Droits humains: Amnesty International publie un rapport accablant sur la Guinée

La situation des droits de l’homme reste préoccupant dans maints endroits du globe. L’ONG Amnesty International a publié, ce jeudi 22 février, le rapport 2017/2018 sur la situation des droits humains dans le monde. Ce rapport rend compte ses actions et préoccupations pour l’année 2017.

Mais le fait qu’un pays ou territoire particulier ne soit pas traité ne signifierait pas qu’aucune atteinte aux droits humains relevant du mandat de l’organisation n’y a été commise pendant l’année écoulée.

« …D’une manière générale, dans l’ensemble du rapport, lorsqu’un groupe de personnes est composé d’hommes et de femmes, le masculin pluriel est utilisé sans
aucune discrimination et dans le seul but d’alléger le texte », souligne-t-on dans le rapport.

Selon le rapport, dans les régions de l’Afrique de l’ouest et du centre, l’année 2017 a été marquée par des homicides et des passages à tabac de manifestants  »pacifiques », des actes de tortures infligés à des détenus et recours excessif à la force, ainsi que par des attaques concertées viant des hommes politiques, des défenseurs des droits de l’homme et des organisations de la société civile.

En Guinée, la section d’Amnesty International a alerté sur plusieurs cas de violations des droits humains dont les données ont été collectées par des sources impartiales.

« Lorsque les Etats ont battu les droits en brèche, ils ont été confrontés à des manifestations de grande ampleur.

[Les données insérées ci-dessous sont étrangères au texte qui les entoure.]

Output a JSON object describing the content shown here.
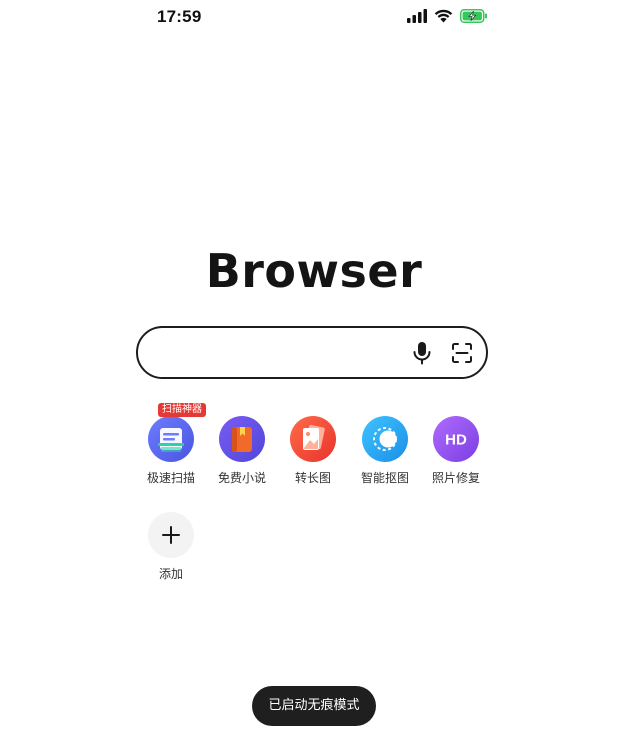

Du Cameroun en Guinée, des personnes courageuses ont montré leur volonté ardente de riposter et de résister à la répression », note le rapport.

« Cette année encore, les forces de sécurité
ont fait usage d’une force excessive contre des manifestants. Des journalistes, des défenseurs des droits humains et d’autres personnes qui s’étaient exprimées contre le
gouvernement ont été arrêtés arbitrairement. L’impunité demeurait monnaie courante. Le droit à un logement
convenable n’était pas respecté », rapporte la section guinéenne d’Amnesty.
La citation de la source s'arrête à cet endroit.